« Déjeuner au travail, une question de temps ». Et, vous, vous déjeunez comment ?

Le groupe Apicil et le centre de recherche de l’Institut Paul Bocuse publient les résultats d’une étude « Déjeuner au travail, une question de temps », menée en collaboration avec le groupe Elior et l’université Claude Bernard Lyon 1

Il s’agit en fait des conclusions de la thèse de doctorat de Camille Massey consacrée à l’étude de l’impact des contraintes de temps sur les comportements de déjeuner des salariés et que ce partenariat permet de vulgariser. Il en ressort que la santé et le bien-être au travail deviennent une préoccupation de plus en plus importante, et un sujet d’intérêt pour les entreprises.

 

Le déjeuner au travail inclut le repas et la pause. S’ils vont souvent de pair, ce n’est pas systématique. Le salarié qui avale un sandwich devant son ordinateur tout en travaillant et celui qui en profite pour pratiquer un sport ne font pas de pause. Il n’est pas rare que temps personnel et temps professionnel se télescopent à ce moment de la journée. Notamment dans un contexte de télétravail.

 

Il est aussi courant que le salarié se trouve face à des contraintes de temps. L’heure de déjeuner se transforme alors en période tampon mise à profit pour rattraper ou à gagner du temps. Dans ce cas, réduit la durée de son déjeuner et utiliser ce moment pour réaliser des tâches concurrentes, par exemple peaufiner une présentation importante.

 

A cela peut s’ajouter la pression temporelle avec l’impression subjective de manquer de temps.
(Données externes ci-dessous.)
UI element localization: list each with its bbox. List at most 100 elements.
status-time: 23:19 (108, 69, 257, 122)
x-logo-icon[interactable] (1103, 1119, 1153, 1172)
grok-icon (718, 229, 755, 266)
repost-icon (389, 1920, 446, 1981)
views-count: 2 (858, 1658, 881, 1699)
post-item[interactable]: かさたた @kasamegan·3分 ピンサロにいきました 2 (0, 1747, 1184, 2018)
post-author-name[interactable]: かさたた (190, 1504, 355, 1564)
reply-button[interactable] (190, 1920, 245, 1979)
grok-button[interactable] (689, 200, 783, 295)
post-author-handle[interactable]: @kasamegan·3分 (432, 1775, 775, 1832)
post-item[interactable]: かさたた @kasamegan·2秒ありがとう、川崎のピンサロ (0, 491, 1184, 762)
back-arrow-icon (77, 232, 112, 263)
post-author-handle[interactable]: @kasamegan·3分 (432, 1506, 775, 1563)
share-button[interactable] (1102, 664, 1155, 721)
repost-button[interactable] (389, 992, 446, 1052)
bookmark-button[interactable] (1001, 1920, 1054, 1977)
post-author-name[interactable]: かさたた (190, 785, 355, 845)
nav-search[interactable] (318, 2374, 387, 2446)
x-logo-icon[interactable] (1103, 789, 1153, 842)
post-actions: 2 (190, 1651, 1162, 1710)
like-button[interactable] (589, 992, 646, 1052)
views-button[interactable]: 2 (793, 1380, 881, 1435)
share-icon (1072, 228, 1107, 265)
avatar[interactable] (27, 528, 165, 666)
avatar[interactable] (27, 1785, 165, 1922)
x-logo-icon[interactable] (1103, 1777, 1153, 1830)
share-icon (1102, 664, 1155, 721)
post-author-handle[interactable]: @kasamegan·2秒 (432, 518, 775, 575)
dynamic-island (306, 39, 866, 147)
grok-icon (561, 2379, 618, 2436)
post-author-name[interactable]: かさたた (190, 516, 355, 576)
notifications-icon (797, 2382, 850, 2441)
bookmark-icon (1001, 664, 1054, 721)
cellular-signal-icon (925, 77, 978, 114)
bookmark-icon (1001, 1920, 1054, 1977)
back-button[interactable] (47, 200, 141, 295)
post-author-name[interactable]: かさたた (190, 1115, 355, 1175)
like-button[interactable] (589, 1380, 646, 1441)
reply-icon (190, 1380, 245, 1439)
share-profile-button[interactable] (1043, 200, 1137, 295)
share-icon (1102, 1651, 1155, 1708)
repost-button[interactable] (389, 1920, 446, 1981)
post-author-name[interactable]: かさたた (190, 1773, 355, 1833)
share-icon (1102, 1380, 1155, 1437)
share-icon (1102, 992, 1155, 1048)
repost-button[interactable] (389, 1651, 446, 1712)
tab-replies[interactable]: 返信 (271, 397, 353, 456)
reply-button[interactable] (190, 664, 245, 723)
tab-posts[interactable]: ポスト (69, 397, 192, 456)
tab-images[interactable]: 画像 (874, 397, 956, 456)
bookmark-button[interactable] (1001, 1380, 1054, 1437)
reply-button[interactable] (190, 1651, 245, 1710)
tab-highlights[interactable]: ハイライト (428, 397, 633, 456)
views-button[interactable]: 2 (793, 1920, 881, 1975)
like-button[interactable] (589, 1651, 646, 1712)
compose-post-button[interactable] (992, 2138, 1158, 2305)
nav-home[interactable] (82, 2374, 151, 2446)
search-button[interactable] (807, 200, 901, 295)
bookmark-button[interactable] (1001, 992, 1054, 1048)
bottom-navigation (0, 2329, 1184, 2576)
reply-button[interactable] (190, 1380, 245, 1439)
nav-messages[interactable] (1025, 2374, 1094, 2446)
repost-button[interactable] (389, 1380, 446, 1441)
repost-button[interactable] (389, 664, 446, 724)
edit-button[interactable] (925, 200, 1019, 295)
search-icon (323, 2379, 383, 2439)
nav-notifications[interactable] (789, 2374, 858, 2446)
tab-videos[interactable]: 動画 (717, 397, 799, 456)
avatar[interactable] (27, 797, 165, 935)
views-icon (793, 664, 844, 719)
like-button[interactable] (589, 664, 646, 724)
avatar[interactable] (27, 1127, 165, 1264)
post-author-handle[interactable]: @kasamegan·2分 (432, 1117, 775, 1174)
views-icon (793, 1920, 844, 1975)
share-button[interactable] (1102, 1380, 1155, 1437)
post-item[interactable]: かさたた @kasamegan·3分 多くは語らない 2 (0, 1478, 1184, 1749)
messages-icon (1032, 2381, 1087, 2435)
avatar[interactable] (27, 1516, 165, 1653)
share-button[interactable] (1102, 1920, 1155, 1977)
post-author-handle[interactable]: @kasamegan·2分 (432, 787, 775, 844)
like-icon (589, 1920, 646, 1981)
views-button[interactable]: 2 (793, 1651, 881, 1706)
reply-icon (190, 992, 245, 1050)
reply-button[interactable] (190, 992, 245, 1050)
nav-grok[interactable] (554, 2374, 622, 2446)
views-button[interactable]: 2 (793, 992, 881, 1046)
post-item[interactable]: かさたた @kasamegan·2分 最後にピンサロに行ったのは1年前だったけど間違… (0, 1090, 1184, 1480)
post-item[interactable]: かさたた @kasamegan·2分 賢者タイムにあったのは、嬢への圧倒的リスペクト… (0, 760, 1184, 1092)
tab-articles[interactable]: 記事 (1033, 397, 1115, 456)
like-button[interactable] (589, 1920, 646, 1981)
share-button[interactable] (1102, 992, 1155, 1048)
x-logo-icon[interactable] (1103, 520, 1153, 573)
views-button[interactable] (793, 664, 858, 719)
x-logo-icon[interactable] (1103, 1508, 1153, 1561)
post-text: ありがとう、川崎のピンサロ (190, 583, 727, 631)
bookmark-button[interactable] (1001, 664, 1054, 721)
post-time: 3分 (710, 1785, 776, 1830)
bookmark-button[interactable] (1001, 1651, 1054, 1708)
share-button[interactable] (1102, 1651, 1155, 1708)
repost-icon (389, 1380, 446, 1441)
Les femmes ressentent une plus forte pression temporelle que les hommes et utilisent davantage qu’eux leur pause déjeuner pour remplir différentes obligations personnelles ou pour récupérer du temps de travail en vue de sortir plus tôt le soir et s’occuper des enfants.

 

Résultat : les contraintes et la pression temporelles influent les choix alimentaires, les orientant vers du snack et du comfort food, rapides, synonymes de malbouffe. En outre, le lieu du déjeuner est un symbole fort qui relève du sentiment d’appartenance et de l’identité professionnelle que le collaborateur souhaite endosser. (Dis-moi où et avec qui tu déjeunes et je te dirai qui tu es…) De plus, chez les travailleurs soumis à des contraintes de temps, l’activité sociale engendrée par le déjeuner entre collègues est zappée.

 

 L’étude conclut que bien ou mieux se nourrir est l’un des axes majeurs de prévention en santé, notamment pour limiter l’apparition du surpoids, de l’obésité et des maladies cardiovasculaires, mais pas seulement. Parce que le déjeuner pendant la journée de travail est récurrent, il est important d’inciter les travailleurs à privilégier une alimentation équilibrée et de qualité pour leur pause méridienne. Les contraintes de temps impactant largement les comportements alimentaires des salariés, il serait bénéfique de mieux prendre cela en compte dans l’offre de restauration.

 

« L’essor du télétravail, la fermeture soudaine des restaurants, la cohabitation entre tous les membres du foyer et la cristallisation dans le temps de la situation sont autant d’éléments qui doivent amener les différents acteurs du monde de l’entreprise à prendre conscience que le déjeuner est une condition de travail à part entière » estime Nathalie Gateau, directrice des engagements sociaux et sociétaux du groupe Apicil (photo).